Mis en pré­sence de Dieu, du sa­cré, l’­homme éprouve spon­ta­né­ment de la peur et il faut toute une conver­sion des croyants pour que, sans rien perdre de notre res­pect pour Ce­lui qui est le Tout-Autre, nous ap­pre­nions à son égard une at­ti­tude fi­liale. La crainte de Dieu, au sens bi­blique, c’est vrai­ment la peur conver­tie en es­prit fi­lial : une conver­sion qui est sans cesse en­core à faire. C’est peut-être ce­la « re­de­ve­nir comme des pe­tits en­fants » qui savent que leur père n’est que ten­dresse. Cette « crainte » com­porte donc à la fois ten­dresse en re­tour, re­con­nais­sance et sou­ci d’o­béir au père parce que le fils sait bien que les com­man­de­ments du père ne sont gui­dés que par l’a­mour : comme un pe­tit s’é­loigne du feu parce que son père le pré­vient qu’il risque de se brûler.
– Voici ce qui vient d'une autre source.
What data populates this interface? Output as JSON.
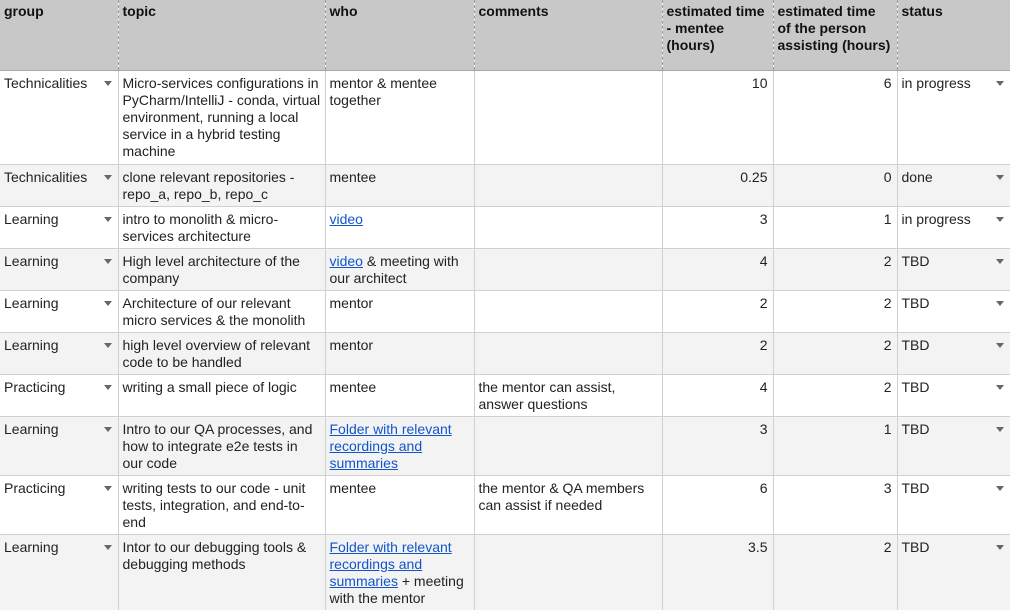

C’est d’ailleurs dans ce même psaume 102 que nous ren­con­trons la phrase qui dit le mieux ce qu’est la « crainte de Dieu » au sens bi­blique : « Comme la ten­dresse du père pour ses fils, ain­si est la ten­dresse du Sei­gneur pour qui le craint. » (v. 13) Ce pa­ral­lèle nous dit bien que la crainte de Dieu est tout sauf de la peur, elle est une at­ti­tude fi­liale. Et pour­tant, ce­la ne nous pousse pas au laxisme, bien au contraire : car une vé­ri­table fi­dé­li­té à l’a­mour est pleine d’exi­gences. Mais nous avons tou­jours be­soin pour re­par­tir de cette ten­dresse qui « passe par-des­sus » nos pé­chés, nos aban­dons ; celle que Jé­sus met­tra en images dans la pa­ra­bole du père et de l’en­fant prodigue.